Daisy Khan, wife of Imam Feisal Abdul Rauf, spoke to the Monitor in 2006 about her efforts to bring women's perspectives into Islamic law, particularly on issues such as domestic violence and divorce.
Frank Franklin II/AP
One of the leaders of the proposed Islamic center and mosque near Ground Zero has spent years trying to amplify the voices of educated women within Islam. In this way, Daisy Khan epitomizes the so-called "moderate Muslim" and modernizing force from within Islam that some Americans are impatient to see.
Ms. Khan is married to Imam Feisal Abdul Rauf, head of the organization Cordoba Initiative that is proposing to build the controversial community center known as Park51 about two blocks away from the site of the former World Trade Center.

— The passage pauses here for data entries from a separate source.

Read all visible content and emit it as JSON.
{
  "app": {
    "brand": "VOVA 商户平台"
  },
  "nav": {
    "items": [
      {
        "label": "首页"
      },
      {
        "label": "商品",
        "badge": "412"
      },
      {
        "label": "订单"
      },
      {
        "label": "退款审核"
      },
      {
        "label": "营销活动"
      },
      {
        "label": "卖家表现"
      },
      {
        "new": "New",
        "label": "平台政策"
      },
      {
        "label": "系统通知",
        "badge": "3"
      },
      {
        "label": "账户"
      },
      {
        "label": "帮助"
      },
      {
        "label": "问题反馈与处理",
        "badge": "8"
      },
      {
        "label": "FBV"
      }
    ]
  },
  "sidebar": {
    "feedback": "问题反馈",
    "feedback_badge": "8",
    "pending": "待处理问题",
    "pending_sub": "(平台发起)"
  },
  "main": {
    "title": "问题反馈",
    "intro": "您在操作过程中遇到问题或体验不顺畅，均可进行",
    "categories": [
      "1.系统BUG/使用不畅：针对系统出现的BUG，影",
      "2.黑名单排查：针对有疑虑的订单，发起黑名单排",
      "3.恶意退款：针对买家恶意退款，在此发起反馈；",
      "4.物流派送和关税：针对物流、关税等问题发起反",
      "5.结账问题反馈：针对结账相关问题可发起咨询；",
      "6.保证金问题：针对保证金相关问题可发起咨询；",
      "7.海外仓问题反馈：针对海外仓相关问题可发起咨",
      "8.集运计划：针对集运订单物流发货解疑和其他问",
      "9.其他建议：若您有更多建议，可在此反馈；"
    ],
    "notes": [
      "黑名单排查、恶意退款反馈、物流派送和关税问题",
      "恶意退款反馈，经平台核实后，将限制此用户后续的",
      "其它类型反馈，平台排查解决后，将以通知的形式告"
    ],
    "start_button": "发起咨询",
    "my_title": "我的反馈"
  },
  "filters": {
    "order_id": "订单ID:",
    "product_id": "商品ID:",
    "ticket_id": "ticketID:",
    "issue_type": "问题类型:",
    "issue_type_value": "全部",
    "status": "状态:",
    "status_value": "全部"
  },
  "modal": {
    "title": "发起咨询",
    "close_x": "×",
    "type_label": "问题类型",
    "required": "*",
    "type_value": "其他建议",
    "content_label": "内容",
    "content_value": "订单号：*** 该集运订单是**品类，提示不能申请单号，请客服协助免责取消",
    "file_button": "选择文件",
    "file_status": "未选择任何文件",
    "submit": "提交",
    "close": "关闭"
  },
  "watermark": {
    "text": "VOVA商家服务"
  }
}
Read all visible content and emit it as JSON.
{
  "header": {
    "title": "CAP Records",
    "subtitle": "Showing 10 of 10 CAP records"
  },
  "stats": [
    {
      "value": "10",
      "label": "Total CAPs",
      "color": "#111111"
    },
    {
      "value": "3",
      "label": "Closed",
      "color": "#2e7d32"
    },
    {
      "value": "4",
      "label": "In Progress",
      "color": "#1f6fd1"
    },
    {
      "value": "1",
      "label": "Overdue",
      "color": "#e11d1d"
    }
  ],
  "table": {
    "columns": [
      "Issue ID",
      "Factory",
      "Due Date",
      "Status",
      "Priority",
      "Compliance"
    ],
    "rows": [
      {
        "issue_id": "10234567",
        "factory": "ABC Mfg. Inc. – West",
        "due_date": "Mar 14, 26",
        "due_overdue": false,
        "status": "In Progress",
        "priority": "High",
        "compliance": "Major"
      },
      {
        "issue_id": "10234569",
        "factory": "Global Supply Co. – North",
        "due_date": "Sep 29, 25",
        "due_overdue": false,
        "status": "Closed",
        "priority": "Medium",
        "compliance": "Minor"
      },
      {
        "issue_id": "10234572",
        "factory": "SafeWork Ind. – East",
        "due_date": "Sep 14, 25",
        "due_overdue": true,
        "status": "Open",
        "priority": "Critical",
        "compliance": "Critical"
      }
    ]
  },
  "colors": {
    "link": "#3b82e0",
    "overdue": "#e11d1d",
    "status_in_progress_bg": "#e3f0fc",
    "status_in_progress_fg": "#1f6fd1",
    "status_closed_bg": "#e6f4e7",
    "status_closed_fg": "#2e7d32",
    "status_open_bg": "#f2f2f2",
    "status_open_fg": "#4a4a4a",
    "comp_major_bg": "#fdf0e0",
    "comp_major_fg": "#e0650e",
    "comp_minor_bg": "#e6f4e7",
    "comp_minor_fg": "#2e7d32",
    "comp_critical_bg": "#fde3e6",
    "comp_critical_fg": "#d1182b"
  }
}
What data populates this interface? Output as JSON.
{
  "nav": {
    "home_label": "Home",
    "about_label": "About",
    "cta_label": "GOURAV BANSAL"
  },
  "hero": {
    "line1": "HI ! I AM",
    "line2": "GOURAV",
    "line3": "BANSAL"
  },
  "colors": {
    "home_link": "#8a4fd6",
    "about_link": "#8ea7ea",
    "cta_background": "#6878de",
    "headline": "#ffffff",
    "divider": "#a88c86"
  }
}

I met Khan in 2006 at an international conference in New York City that she had organized. The conference brought strong Muslim women from 25 countries to hash out plans for a council of female Islamic jurists, known as muftias or muftiyyahs. These women jurists would be capable of issuing fatwas, or religious rulings.
As I wrote at the time, their idea was "to ensure that women's perspectives on Islamic law become part of religious deliberation in the Muslim world – particularly on issues such as domestic violence, divorce, and inheritance."
Some of the delegates at the conference had already succeeded in fighting for women's rights within the religion. One, Zainah Anwar, used her Koranic scholarship to rebuff efforts to exclude Muslims from a domestic-abuse law in Malaysia.
Khan explained to me the muftia effort, saying: "Islam is a religion of law, and it is important to express the principles of social justice within the framework of Islamic law." She added: "This is why we need muftias, in order to do that. Otherwise, it falls on deaf ears."